RuntimeError: The expanded size of the tensor (63) must match the existing size (64) at non-singleton dimension 0
I've encountered the following question during executing the predict.py with RecoverSAT model:
Traceback (most recent call last):
File "predict.py", line 93, in <module>
main()
File "predict.py", line 83, in main
results = translator.translate(input_data)
File "/code/translator.py", line 39, in translate
batch_pred = self.recover_nat_translate_batch(batch)
File "/code/translator.py", line 124, in recover_nat_translate_batch
position = position.expand(cur_bsz, -1)
RuntimeError: The expanded size of the tensor (63) must match the existing size (64) at non-singleton dimension 0
The command I used:
python3 predict.py \
--model_path $MODEL_DIR/$CKPT.ckp \
--input_file $TEST_DATA_PREFIX.en \
--output_file $MEASURE_DIR/test.en.pred.$CKPT \
--vocab_path $VOCAB_FILE > $LOG_DIR/decode.$STYPE.$CKPT.log 2>&1
I'm not sure what has happened.
您好!我训练到1000步后出现如此的错误这是怎么回事儿呢?
我的命令如下:
CUDA_VISIBLE_DEVICES='1','4','5','6','7' python train.py --model_name RecoverSAT --segment_num 2 --dataset IWSLT16 --init_encoder_path ./checkpoint-token-zh-ti/b4-epoch-208-batch-441.ckp --train_src_file ../corpus/token/train.token.zh.shuf --train_tgt_file ../corpus/token/train.token.ti.shuf --valid_src_file ../corpus/token/dev.token.zh --valid_tgt_file ../corpus/token/dev.token.ti --vocab_path ../corpus/token/vocab.token.zhti.txt
出现的错误如下:
01/19/2021 08:48:31 - INFO - main - Epoch=0 batch=1000 step=1000 loss=5.383245
/pytorch/aten/src/ATen/native/cuda/LegacyDefinitions.cpp:19: UserWarning: masked_fill_ received a mask with dtype torch.uint8, this behavior is now deprecated,please use a mask with dtype torch.bool instead.

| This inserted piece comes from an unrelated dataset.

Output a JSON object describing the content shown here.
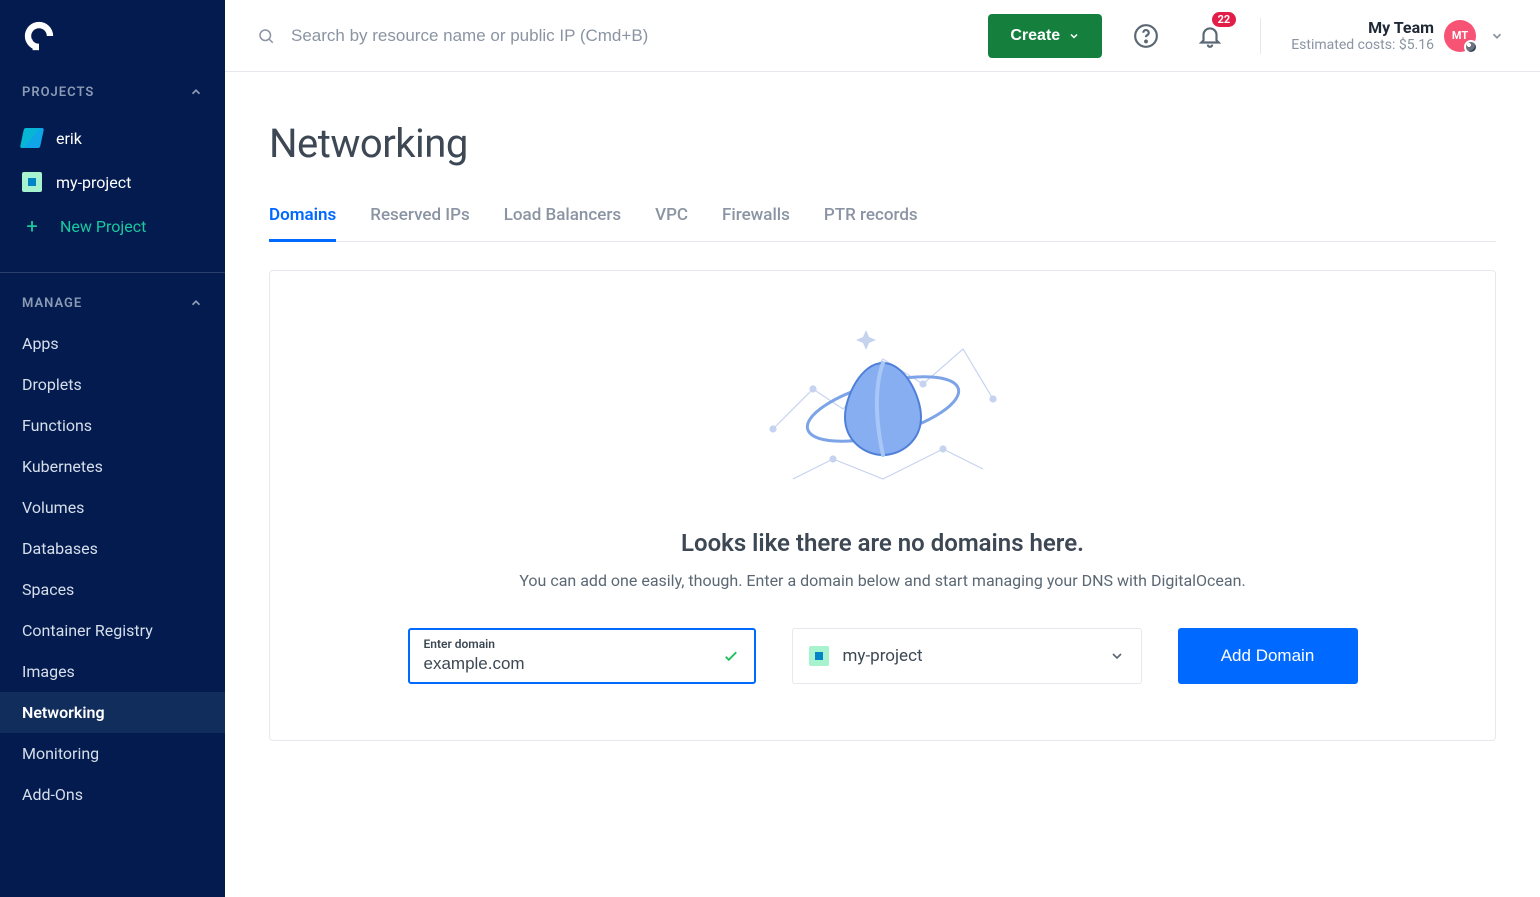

Traceback (most recent call last):
File "train.py", line 391, in
你应该是用了新版本的pytorch,对类型和操作加强了限制,masked_fill_这个操作已经不支持uint8类型的变量了,只支持bool型变量。你可以回退旧版本的pytorch,或者修改变量类型(直接改原变量类型,或者加类型转换),我之前遇到过这个问题,修改变量类型后就可以了。详细的信息你可以看看pytorch的文档。
谢谢您呀!
Maybe should change the size of position_base to (1 * segment_num) rather than (batch_size * segment_num) when initializing. It's because we can't expend the tensor with the size in dimension 0 larger than 1.